How does mathematics and reality relate to each other? Some mathematicians believe that mathematical entities are “real”, and this view can be characterized as a version of Platonic philosophy. Quine and Putnam developed an argument in support of mathematical realism, which starts with the observation that mathematics is indispensable for almost every other science.
Here is a short description of these indispensability arguments in the philosophy of mathematics. It is quoted from the Stanford Encyclopedia of Philosophy, the entry is written by Mark Colyvan:
“One of the most intriguing features of mathematics is its applicability to empirical science. Every branch of science draws upon large and often diverse portions of mathematics, from the use of Hilbert spaces in quantum mechanics to the use of differential geometry in general relativity. It’s not just the physical sciences that avail themselves of the services of mathematics either. Biology, for instance, makes extensive use of difference equations and statistics. The roles mathematics plays in these theories is also varied. Not only does mathematics help with empirical predictions, it allows elegant and economical statement of many theories. Indeed, so important is the language of mathematics to science, that it is hard to imagine how theories such as quantum mechanics and general relativity could even be stated without employing a substantial amount of mathematics.
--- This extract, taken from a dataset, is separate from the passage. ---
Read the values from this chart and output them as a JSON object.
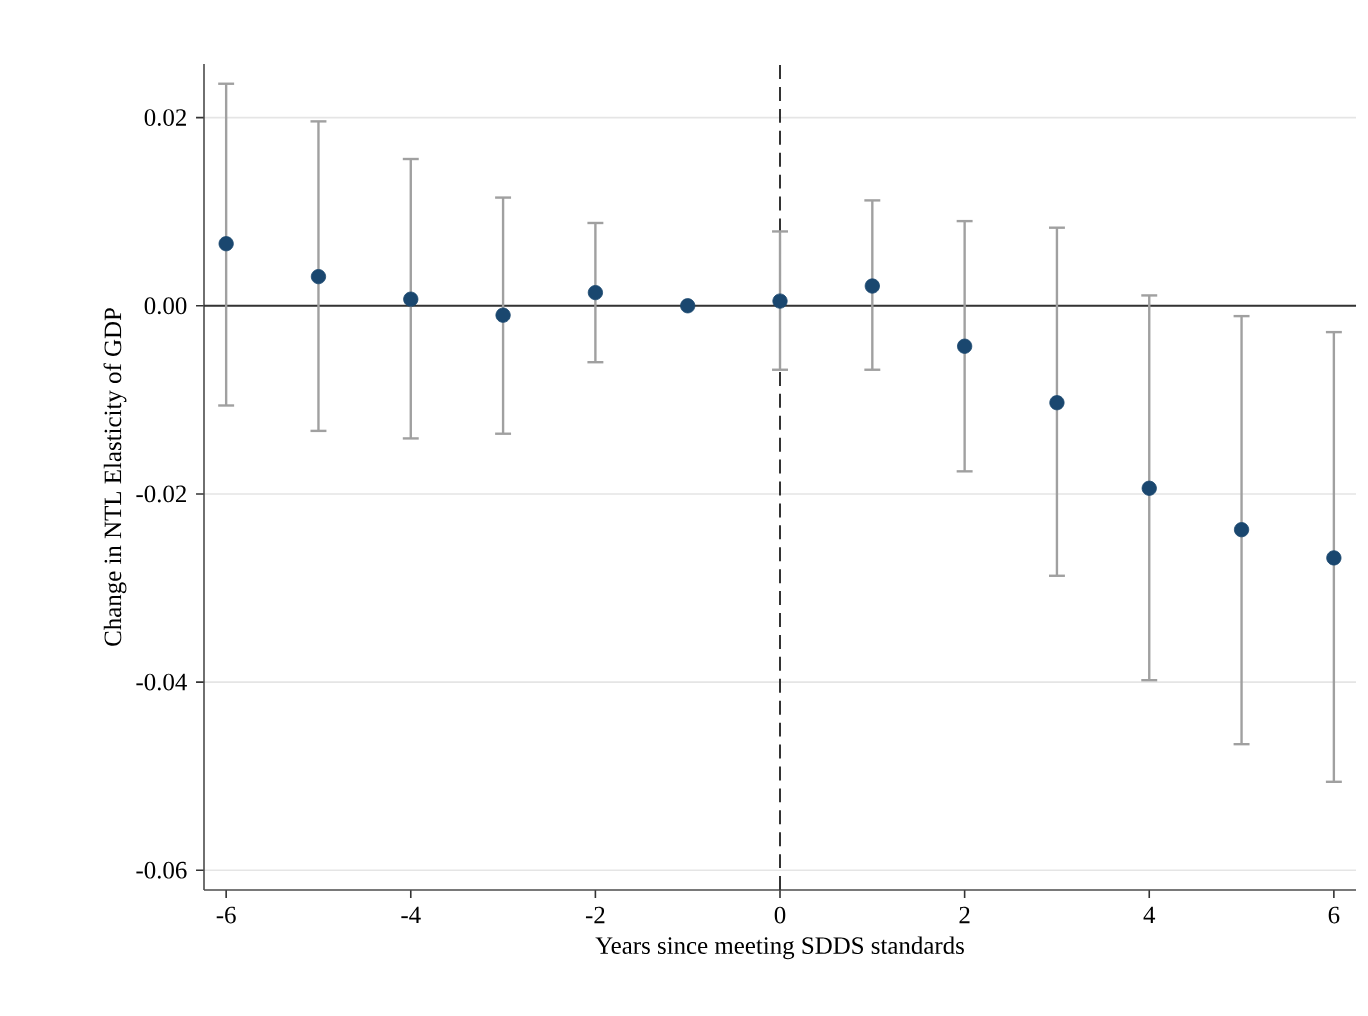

From the rather remarkable but seemingly uncontroversial fact that mathematics is indispensable to science, some philosophers have drawn serious metaphysical conclusions. In particular, Quine and Putnam have argued that the indispensability of mathematics to empirical science gives us good reason to believe in the existence of mathematical entities. According to this line of argument, reference to (or quantification over) mathematical entities such as sets, numbers, functions and such is indispensable to our best scientific theories, and so we ought to be committed to the existence of these mathematical entities. To do otherwise is to be guilty of what Putnam has called “intellectual dishonesty”. Moreover, mathematical entities are seen to be on an epistemic par with the other theoretical entities of science, since belief in the existence of the former is justified by the same evidence that confirms the theory as a whole (and hence belief in the latter). This argument is known as the Quine-Putnam indispensability argument for mathematical realism.”